Code as a Liberal Art, Spring 2025

Unit 2, Lesson 3 Homework

Due: Wednesday, April 9, 8pm

  1. Review the class notes for this week.
  2. Make sure that you have the code that we worked on in class operating correctly.

    Try running your Markov data structure generator on another sample input. Let's try Jorge Luis Borges' "The Garden of Forking Paths".

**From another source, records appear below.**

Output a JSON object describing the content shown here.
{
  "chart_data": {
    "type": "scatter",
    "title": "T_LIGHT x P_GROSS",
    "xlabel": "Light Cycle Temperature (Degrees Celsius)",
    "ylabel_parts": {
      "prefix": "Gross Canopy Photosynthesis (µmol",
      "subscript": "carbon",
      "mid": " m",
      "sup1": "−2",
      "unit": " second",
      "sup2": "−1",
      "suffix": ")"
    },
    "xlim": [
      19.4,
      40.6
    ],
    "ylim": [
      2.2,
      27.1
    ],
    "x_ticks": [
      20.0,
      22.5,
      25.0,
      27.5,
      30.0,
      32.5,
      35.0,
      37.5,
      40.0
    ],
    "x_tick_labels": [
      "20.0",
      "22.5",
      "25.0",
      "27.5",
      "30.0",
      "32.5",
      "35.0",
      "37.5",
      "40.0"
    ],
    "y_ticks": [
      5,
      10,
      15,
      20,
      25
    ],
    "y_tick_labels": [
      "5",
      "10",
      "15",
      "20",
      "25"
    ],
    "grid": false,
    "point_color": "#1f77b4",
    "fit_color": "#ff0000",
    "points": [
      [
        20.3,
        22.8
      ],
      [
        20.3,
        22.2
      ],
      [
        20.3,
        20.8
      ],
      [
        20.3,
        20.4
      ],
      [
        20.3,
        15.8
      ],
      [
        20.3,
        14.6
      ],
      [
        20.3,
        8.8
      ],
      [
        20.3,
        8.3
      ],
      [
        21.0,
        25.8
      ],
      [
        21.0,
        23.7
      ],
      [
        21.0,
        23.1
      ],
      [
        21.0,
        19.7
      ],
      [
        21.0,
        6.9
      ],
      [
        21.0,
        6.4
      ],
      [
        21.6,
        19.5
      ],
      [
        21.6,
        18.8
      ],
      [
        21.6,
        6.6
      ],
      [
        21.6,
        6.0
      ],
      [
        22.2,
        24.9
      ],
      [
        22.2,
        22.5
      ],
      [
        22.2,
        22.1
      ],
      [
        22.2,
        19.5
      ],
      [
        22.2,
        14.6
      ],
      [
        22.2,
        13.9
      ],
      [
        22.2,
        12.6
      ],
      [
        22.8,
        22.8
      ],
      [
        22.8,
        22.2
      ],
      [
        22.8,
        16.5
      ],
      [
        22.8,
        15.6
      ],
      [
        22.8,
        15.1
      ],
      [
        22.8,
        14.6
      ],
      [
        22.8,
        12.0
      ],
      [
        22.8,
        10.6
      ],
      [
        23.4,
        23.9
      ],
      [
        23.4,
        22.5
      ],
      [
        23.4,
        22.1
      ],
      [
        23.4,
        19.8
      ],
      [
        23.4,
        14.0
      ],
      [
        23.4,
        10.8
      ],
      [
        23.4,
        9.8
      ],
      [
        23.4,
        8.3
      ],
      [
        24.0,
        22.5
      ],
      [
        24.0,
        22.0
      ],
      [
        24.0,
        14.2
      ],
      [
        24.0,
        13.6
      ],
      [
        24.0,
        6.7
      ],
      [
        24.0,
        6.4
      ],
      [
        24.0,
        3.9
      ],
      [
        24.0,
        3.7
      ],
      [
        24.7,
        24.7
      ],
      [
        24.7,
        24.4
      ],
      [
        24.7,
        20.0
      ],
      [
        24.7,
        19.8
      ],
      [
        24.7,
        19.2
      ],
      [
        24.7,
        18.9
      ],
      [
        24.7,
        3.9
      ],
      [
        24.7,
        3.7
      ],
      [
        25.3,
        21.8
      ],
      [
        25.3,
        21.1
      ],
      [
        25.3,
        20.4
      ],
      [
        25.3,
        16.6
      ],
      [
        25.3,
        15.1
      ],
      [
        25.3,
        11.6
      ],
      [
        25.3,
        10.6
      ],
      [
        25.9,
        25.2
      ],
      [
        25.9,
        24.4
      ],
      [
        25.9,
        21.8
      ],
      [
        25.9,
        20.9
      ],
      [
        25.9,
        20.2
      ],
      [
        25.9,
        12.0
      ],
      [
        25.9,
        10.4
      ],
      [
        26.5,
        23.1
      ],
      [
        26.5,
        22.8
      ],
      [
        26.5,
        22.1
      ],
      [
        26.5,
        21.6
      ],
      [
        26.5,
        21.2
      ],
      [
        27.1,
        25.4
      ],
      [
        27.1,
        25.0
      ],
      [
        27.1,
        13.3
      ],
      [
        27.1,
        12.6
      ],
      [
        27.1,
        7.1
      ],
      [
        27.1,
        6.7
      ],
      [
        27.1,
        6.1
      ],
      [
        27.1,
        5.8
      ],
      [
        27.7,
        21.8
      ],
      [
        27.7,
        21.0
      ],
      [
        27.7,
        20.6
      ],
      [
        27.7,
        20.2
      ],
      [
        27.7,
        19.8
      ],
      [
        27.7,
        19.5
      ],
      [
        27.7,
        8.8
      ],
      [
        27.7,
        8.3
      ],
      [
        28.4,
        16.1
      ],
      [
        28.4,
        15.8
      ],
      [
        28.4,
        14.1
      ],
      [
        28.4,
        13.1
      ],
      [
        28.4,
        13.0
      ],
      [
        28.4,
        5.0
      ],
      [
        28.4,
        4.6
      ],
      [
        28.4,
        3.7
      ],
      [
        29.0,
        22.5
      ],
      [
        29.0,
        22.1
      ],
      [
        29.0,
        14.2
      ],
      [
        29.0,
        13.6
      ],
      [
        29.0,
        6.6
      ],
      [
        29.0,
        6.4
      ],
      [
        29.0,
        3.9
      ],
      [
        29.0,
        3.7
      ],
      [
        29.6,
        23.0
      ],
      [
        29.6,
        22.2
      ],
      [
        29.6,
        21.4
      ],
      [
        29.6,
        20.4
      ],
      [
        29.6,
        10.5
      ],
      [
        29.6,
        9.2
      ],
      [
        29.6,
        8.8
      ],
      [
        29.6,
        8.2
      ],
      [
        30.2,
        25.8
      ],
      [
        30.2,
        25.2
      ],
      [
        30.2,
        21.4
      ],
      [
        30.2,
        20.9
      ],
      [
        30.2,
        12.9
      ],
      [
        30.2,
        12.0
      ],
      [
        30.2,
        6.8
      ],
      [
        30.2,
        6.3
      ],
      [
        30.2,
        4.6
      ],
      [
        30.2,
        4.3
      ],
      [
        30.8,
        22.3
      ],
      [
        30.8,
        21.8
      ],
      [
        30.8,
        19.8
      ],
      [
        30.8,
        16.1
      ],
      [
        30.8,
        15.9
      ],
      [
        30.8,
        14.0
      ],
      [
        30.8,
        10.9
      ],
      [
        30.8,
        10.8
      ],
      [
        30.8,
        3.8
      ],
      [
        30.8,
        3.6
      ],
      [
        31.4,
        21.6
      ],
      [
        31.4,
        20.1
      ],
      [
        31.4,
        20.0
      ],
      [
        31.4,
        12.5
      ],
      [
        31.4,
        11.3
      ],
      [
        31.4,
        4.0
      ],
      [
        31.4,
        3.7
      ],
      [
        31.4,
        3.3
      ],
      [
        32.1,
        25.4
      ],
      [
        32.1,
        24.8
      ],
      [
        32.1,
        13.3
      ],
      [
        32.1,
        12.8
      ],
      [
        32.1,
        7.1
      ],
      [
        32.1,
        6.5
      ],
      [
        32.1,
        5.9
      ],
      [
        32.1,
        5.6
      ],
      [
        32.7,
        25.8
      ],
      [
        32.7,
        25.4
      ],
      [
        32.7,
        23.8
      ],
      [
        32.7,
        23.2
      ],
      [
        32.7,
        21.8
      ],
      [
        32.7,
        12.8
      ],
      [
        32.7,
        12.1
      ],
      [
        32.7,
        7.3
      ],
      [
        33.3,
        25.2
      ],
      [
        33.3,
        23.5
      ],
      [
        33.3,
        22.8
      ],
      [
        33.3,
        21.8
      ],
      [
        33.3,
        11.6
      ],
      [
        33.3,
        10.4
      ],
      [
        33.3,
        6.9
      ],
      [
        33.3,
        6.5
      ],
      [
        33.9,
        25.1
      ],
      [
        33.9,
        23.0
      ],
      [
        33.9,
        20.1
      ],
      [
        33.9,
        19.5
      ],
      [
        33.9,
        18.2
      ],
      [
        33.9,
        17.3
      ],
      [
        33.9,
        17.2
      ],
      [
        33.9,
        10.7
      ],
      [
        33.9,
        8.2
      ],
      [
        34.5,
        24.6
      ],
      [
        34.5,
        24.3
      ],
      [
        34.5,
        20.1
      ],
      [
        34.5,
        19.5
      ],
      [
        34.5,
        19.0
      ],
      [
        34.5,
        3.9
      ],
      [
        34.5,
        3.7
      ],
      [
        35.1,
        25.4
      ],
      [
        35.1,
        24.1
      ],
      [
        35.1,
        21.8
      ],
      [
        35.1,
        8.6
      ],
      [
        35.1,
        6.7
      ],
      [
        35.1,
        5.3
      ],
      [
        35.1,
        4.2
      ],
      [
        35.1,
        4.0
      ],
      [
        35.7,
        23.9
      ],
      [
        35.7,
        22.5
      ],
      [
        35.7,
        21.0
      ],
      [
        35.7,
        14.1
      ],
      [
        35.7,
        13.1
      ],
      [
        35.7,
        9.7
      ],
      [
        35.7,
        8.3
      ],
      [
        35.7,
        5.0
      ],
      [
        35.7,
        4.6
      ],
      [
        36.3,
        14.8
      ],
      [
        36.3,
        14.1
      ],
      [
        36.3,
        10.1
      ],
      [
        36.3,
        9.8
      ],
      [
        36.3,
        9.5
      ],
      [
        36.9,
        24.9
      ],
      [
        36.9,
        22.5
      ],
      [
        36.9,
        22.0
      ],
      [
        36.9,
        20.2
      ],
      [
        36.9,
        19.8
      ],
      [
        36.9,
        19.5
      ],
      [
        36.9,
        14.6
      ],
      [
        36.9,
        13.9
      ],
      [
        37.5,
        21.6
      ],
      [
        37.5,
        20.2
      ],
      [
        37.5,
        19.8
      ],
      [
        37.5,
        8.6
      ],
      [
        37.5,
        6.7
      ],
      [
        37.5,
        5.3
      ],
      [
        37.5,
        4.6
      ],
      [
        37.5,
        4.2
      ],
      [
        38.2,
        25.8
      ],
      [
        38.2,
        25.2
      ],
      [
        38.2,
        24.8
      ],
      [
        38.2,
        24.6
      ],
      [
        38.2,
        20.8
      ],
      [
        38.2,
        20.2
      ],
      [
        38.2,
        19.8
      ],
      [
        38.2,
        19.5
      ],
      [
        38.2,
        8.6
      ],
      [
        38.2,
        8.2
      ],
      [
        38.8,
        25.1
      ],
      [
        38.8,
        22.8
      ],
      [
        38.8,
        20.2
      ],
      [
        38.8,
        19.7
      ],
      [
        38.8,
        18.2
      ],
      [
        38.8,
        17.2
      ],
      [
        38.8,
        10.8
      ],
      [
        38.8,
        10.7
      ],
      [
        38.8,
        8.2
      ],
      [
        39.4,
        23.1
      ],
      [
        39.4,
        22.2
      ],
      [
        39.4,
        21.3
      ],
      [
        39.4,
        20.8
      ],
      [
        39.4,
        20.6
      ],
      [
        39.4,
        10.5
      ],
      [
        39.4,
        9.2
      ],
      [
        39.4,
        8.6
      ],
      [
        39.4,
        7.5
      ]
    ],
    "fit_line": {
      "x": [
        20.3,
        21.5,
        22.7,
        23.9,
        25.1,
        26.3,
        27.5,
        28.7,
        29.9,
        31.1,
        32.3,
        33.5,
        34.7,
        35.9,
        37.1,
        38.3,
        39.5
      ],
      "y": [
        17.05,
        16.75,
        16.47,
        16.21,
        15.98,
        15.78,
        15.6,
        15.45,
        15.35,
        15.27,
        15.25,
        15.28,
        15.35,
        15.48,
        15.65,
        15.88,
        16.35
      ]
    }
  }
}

    Try using pprint.pp() to print out the next word lists for a few select words. Compare your outputs and make sure they are identical to these:

    pprint.pp(markov["In"]):
    ['his',
     'despite',
     'the',
     'ten',
     'all',
     'all',
     'the',
     "Ts'ui",
     'the',
     'the',
     'your',
     'some',
     'this',
     'another,',
     'yet',
     'the',
     'point'],
    
    pprint.pp(markov["by"]):
    ['thirteen',
     'fourteen',
     'Dr.',
     'a',
     'train.',
     'making',
     'besting',
     'an',
     'a',
     'the',
     'distance.',
     'clapping',
     'the',
     'the',
     'many',
     'the',
     'one',
     'them',
     'means',
     'the',
     'careless',
     'lightning.',
     'the',
     'the',
     'the'],
    
    pprint.pp(markov["other"]):
    ['men,',
     'men,',
     'enterprise',
     'than',
     'times.',
     'bifurcations.',
     'possible',
     'through',
     'dimensions',
     'course'],
    
    Can you find any other interesting outputs from running this code on this input data? Upload any interesting outputs that you can find.
  3. There seems to be a lot of garbage characters and weird formatting in the David Copperfield text. Try to clean up that file and see if it appears to improve the behavior of the Markov process in any way. Does the data structure look good, or is there junk in it? Are there some things you can do to "clean up"" this data? Post your results.

  4. Try to make some progress on the text generation part of the Markov process. Try to get started on using a Markov data structure to generate text. Upload your code and any output.